China's most recent landing on the red planet hints that there is a development in its space exploration. After a seven-month-long drifting in space, the Tianwen-1 lander has finally touched down on Mars' Utopia Planitia.
The landing of the Zhurong rover marks China's historic feat as the third country to successfully arrive on the red planet. Apart from the hardships of the awaiting challenges along the spacecraft's journey, the three months of orbiting have come in a full circle.
How Tianwen-1 Lander Victoriously Unloads Zhurong on Mars
Instead of the "seven minutes of terror" that the NASA Perseverance rover endured, the Zhurong rover has undergone "nine minutes of terror" upon meeting the sprouting Martian land--Utopia Planitia.
NASA described the said "terror" term as the time interval when the authorities have no entire control over the rover due to the delay of radio signals.
The rover Zhurong, which was named after the legendary god of war and fire in China, has completed its roundabout trip in space en route to the red planet. The China National Space Administration (CNSA) designated the name for the space exploration device.
According to the South China Morning Post's report, the team behind the Tianwen-1 mission confirmed the landing on May 15 via Zhurong Mars rover's telemetry signal. By the time of its touchdown, the Tianwen-1 lander has perched on the Utopia Plain located in the southern part of the red planet.
The latest achievement of China has set its tight battle with the US when it comes to the global technological progress in the field of space exploration.
Currently, the US is still the leader in space technology, but as the competition tightens, China is growing hellbent on chasing what the former has already reached over the past years. The two have been involved in a recent quarrel over the space debris.
The development that the Chinese space agency has attained has been on a booming pace. In recent years, the nation has completed its lunar trip through a robot mission.
The team managed to bring some samples from the moon. Moreover, China has also begun constructing its own space station which could go at par with other major space sites.
Besides the United States, the second country to triumphantly perform a "soft landing" on Mars is Russia. Unlike the usual touchdown, the soft landing is only a light touch on the surface. However, it still requires a thorough process of control-focused procedures and deceleration.
In the next 90 days, the Zhurong rover will be aiding the Chinese space agency in the data collection for the surface of the red planet.

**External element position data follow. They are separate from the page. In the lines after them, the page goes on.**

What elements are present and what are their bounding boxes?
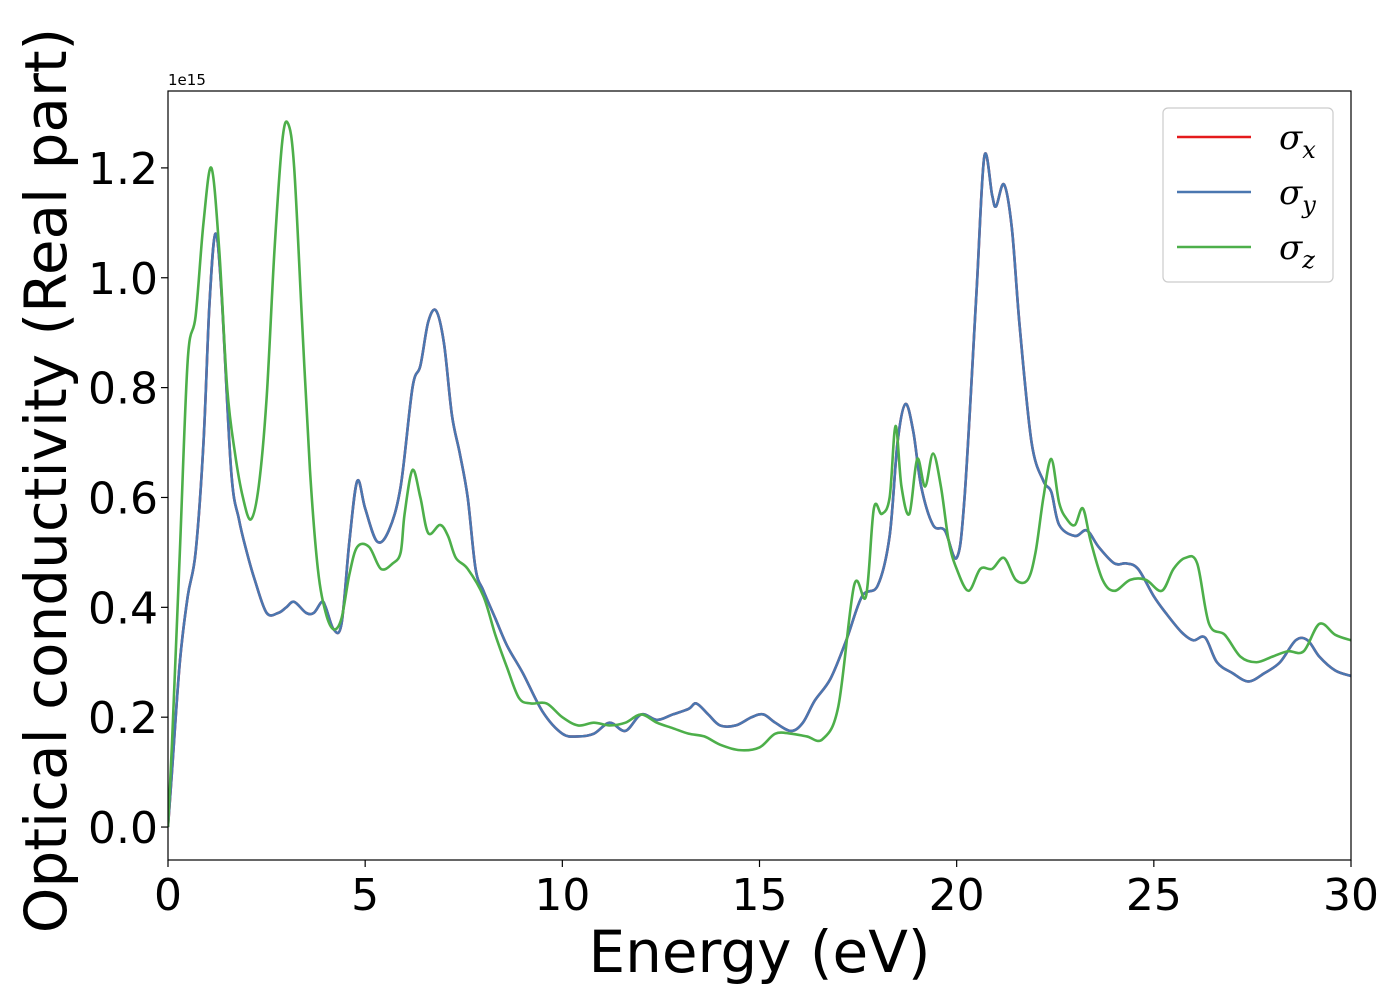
x-tick-label: 5 xyxy=(351,870,379,921)
y-tick-label: 0.6 xyxy=(88,473,158,524)
series-line-z xyxy=(168,120,1351,828)
legend: σx σy σz xyxy=(1162,107,1334,283)
x-axis-label: Energy (eV) xyxy=(588,918,930,986)
y-tick-label: 0.4 xyxy=(88,583,158,634)
y-tick-label: 1.2 xyxy=(88,144,158,195)
x-tick-label: 20 xyxy=(929,870,985,921)
y-tick-label: 0.2 xyxy=(88,693,158,744)
legend-label-z: σz xyxy=(1279,228,1315,274)
y-axis-label: Optical conductivity (Real part) xyxy=(12,28,80,933)
x-tick-label: 10 xyxy=(534,870,590,921)
y-axis-ticks: 0.0 0.2 0.4 0.6 0.8 1.0 1.2 xyxy=(88,144,168,854)
x-tick-label: 15 xyxy=(732,870,788,921)
legend-box xyxy=(1162,107,1334,283)
y-tick-label: 1.0 xyxy=(88,254,158,305)
series-layer xyxy=(168,120,1351,828)
y-axis-offset-text: 1e15 xyxy=(168,71,206,89)
x-tick-label: 30 xyxy=(1323,870,1379,921)
legend-label-x: σx xyxy=(1279,118,1316,164)
legend-label-y: σy xyxy=(1279,173,1316,219)
x-axis-ticks: 0 5 10 15 20 25 30 xyxy=(154,860,1379,921)
x-tick-label: 25 xyxy=(1126,870,1182,921)
series-line-y xyxy=(168,152,1351,828)
y-tick-label: 0.0 xyxy=(88,803,158,854)
y-tick-label: 0.8 xyxy=(88,364,158,415)
x-tick-label: 0 xyxy=(154,870,182,921)
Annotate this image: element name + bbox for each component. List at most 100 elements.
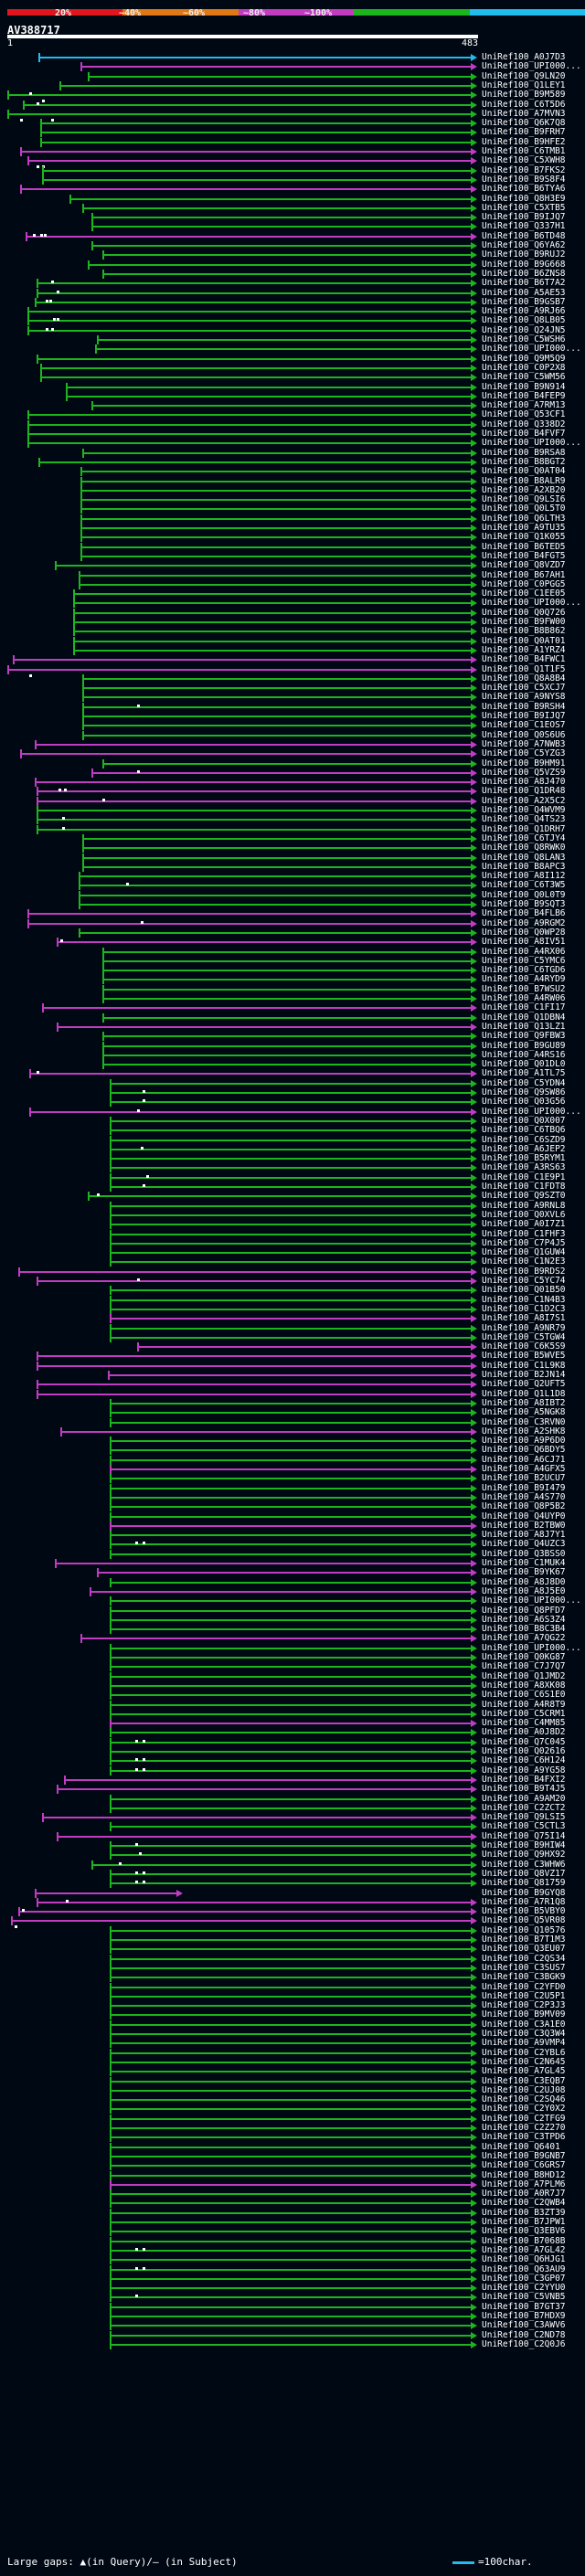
- hit-row[interactable]: UniRef100_C5TGW4: [0, 1331, 585, 1344]
- hit-row[interactable]: UniRef100_A0J8D2: [0, 1726, 585, 1739]
- hit-label-link[interactable]: UniRef100_C2TFG9: [482, 2113, 566, 2124]
- hit-alignment-line[interactable]: [57, 1788, 472, 1791]
- hit-alignment-line[interactable]: [80, 480, 472, 482]
- hit-row[interactable]: UniRef100_Q5VR08: [0, 1914, 585, 1929]
- hit-label-link[interactable]: UniRef100_B4FXI2: [482, 1774, 566, 1785]
- hit-label-link[interactable]: UniRef100_B4FLB6: [482, 908, 566, 919]
- hit-alignment-line[interactable]: [110, 2343, 472, 2346]
- hit-row[interactable]: UniRef100_B9N914: [0, 381, 585, 394]
- hit-label-link[interactable]: UniRef100_A4RS16: [482, 1049, 566, 1060]
- hit-row[interactable]: UniRef100_Q338D2: [0, 419, 585, 431]
- hit-label-link[interactable]: UniRef100_Q0WP28: [482, 927, 566, 938]
- hit-row[interactable]: UniRef100_A0J7D3: [0, 51, 585, 64]
- hit-alignment-line[interactable]: [27, 320, 472, 323]
- hit-row[interactable]: UniRef100_A6CJ71: [0, 1454, 585, 1467]
- hit-alignment-line[interactable]: [110, 1440, 472, 1443]
- hit-alignment-line[interactable]: [110, 2325, 472, 2327]
- hit-label-link[interactable]: UniRef100_C5YC74: [482, 1276, 566, 1286]
- hit-row[interactable]: UniRef100_Q9LN20: [0, 70, 585, 83]
- hit-row[interactable]: UniRef100_B7T1M3: [0, 1934, 585, 1946]
- hit-alignment-line[interactable]: [55, 565, 472, 567]
- hit-alignment-line[interactable]: [82, 677, 472, 680]
- hit-alignment-line[interactable]: [73, 621, 472, 623]
- hit-row[interactable]: UniRef100_Q1L1D8: [0, 1388, 585, 1401]
- hit-alignment-line[interactable]: [110, 1581, 472, 1584]
- hit-alignment-line[interactable]: [11, 1920, 472, 1923]
- hit-alignment-line[interactable]: [110, 2316, 472, 2317]
- hit-row[interactable]: UniRef100_A7RM13: [0, 399, 585, 412]
- hit-label-link[interactable]: UniRef100_C3TPD6: [482, 2132, 566, 2143]
- hit-row[interactable]: UniRef100_A3RS63: [0, 1161, 585, 1174]
- hit-label-link[interactable]: UniRef100_B2TBW0: [482, 1520, 566, 1531]
- hit-label-link[interactable]: UniRef100_A1YRZ4: [482, 644, 566, 655]
- hit-label-link[interactable]: UniRef100_B9GSB7: [482, 296, 566, 307]
- hit-label-link[interactable]: UniRef100_Q13LZ1: [482, 1021, 566, 1032]
- hit-row[interactable]: UniRef100_B9GU89: [0, 1040, 585, 1053]
- hit-label-link[interactable]: UniRef100_Q1GUW4: [482, 1247, 566, 1258]
- hit-alignment-line[interactable]: [110, 1675, 472, 1678]
- hit-alignment-line[interactable]: [79, 574, 472, 577]
- hit-label-link[interactable]: UniRef100_A4RX06: [482, 946, 566, 957]
- hit-label-link[interactable]: UniRef100_B9N914: [482, 381, 566, 392]
- hit-label-link[interactable]: UniRef100_Q6YA62: [482, 240, 566, 250]
- hit-alignment-line[interactable]: [110, 1129, 472, 1132]
- hit-row[interactable]: UniRef100_B4FLB6: [0, 907, 585, 920]
- hit-row[interactable]: UniRef100_C2YBL6: [0, 2047, 585, 2060]
- hit-label-link[interactable]: UniRef100_B8HD12: [482, 2169, 566, 2180]
- hit-alignment-line[interactable]: [110, 1176, 472, 1179]
- hit-row[interactable]: UniRef100_B9MV09: [0, 2009, 585, 2021]
- hit-row[interactable]: UniRef100_C1FDT8: [0, 1181, 585, 1193]
- hit-row[interactable]: UniRef100_Q0WP28: [0, 927, 585, 939]
- hit-label-link[interactable]: UniRef100_C2YBL6: [482, 2047, 566, 2058]
- hit-label-link[interactable]: UniRef100_C5XCJ7: [482, 683, 566, 694]
- hit-row[interactable]: UniRef100_Q4UYP0: [0, 1511, 585, 1523]
- hit-alignment-line[interactable]: [110, 2155, 472, 2157]
- hit-alignment-line[interactable]: [110, 2231, 472, 2233]
- hit-alignment-line[interactable]: [110, 2287, 472, 2290]
- hit-row[interactable]: UniRef100_B5RYM1: [0, 1152, 585, 1165]
- hit-label-link[interactable]: UniRef100_C5YMC6: [482, 955, 566, 966]
- hit-row[interactable]: UniRef100_A7MVN3: [0, 108, 585, 122]
- hit-alignment-line[interactable]: [20, 753, 472, 756]
- hit-label-link[interactable]: UniRef100_B7068B: [482, 2235, 566, 2246]
- hit-label-link[interactable]: UniRef100_C6H124: [482, 1755, 566, 1766]
- hit-label-link[interactable]: UniRef100_C1N2E3: [482, 1256, 566, 1267]
- hit-label-link[interactable]: UniRef100_Q6HJG1: [482, 2254, 566, 2265]
- hit-row[interactable]: UniRef100_B7068B: [0, 2235, 585, 2248]
- hit-row[interactable]: UniRef100_C1D2C3: [0, 1303, 585, 1316]
- hit-alignment-line[interactable]: [7, 94, 472, 97]
- hit-alignment-line[interactable]: [69, 197, 472, 200]
- hit-label-link[interactable]: UniRef100_B9RUJ2: [482, 249, 566, 260]
- hit-label-link[interactable]: UniRef100_B9M589: [482, 90, 566, 101]
- hit-row[interactable]: UniRef100_Q0L0T9: [0, 889, 585, 902]
- hit-row[interactable]: UniRef100_A7NWB3: [0, 738, 585, 751]
- hit-label-link[interactable]: UniRef100_A4GFX5: [482, 1464, 566, 1474]
- hit-row[interactable]: UniRef100_C2Q0J6: [0, 2338, 585, 2351]
- hit-row[interactable]: UniRef100_Q337H1: [0, 220, 585, 233]
- hit-label-link[interactable]: UniRef100_C3EQB7: [482, 2075, 566, 2086]
- hit-alignment-line[interactable]: [27, 414, 472, 417]
- hit-label-link[interactable]: UniRef100_UPI000...: [482, 1595, 581, 1606]
- hit-alignment-line[interactable]: [110, 1986, 472, 1988]
- hit-label-link[interactable]: UniRef100_B5RYM1: [482, 1153, 566, 1164]
- hit-label-link[interactable]: UniRef100_C7P4J5: [482, 1237, 566, 1248]
- hit-row[interactable]: UniRef100_B4FWC1: [0, 653, 585, 666]
- hit-label-link[interactable]: UniRef100_C5XWH8: [482, 155, 566, 166]
- hit-row[interactable]: UniRef100_B4FXI2: [0, 1774, 585, 1786]
- hit-alignment-line[interactable]: [27, 922, 472, 925]
- hit-alignment-line[interactable]: [110, 1826, 472, 1829]
- hit-row[interactable]: UniRef100_Q63AU9: [0, 2263, 585, 2276]
- hit-label-link[interactable]: UniRef100_A3RS63: [482, 1162, 566, 1173]
- hit-label-link[interactable]: UniRef100_C5XTB5: [482, 202, 566, 213]
- hit-alignment-line[interactable]: [110, 2127, 472, 2129]
- hit-alignment-line[interactable]: [35, 743, 472, 746]
- hit-label-link[interactable]: UniRef100_Q01B50: [482, 1285, 566, 1296]
- hit-row[interactable]: UniRef100_C2QS34: [0, 1953, 585, 1966]
- hit-alignment-line[interactable]: [57, 1025, 472, 1028]
- hit-row[interactable]: UniRef100_A4RX06: [0, 946, 585, 959]
- hit-row[interactable]: UniRef100_B9SQT3: [0, 898, 585, 911]
- hit-alignment-line[interactable]: [110, 1723, 472, 1725]
- hit-row[interactable]: UniRef100_Q9HX92: [0, 1849, 585, 1861]
- hit-row[interactable]: UniRef100_Q6BDY5: [0, 1444, 585, 1457]
- hit-alignment-line[interactable]: [79, 875, 472, 878]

Under extreme factors, the exploration on Mars is not easy for the spacecraft, especially that there are a series of immense dust storms on the planet which make the task more difficult.
For the signals to reach Earth from Mars, it would take up to 20 minutes for it to be processed. NASA's moniker to the scene, "seven minutes of terror" is the time when the team cannot direct the descending lander. There is no human disturbance during the event.
China's Zhurong Landing Could Be a Jumpstart for Bigger Space Missions
The world is watching China's space technology progression. China's first Mars probe which includes the participation of Zhurong has been a big part of the country which is still polishing its space exploration tactics.
According to CNET, the Tianwen-1 mission which was released last July enveloped three important parts: the rover, lander, and the orbiter which began orbiting the planet in February.
The components were not launched immediately since they would be separated from the orbiter when they reached 70km above the red planet's surface. Later, it would speed up at a speed of 5km per second on its way to the surface.
A researcher from CNSA said that what Zhurong did was "harder" compared to the lunar rover's landing.
"Landing on the moon relies primarily on rocket engines to decelerate, as the moon has no atmosphere, while the first stage of landing on Mars uses its atmosphere as brakes," the anonymous researcher said.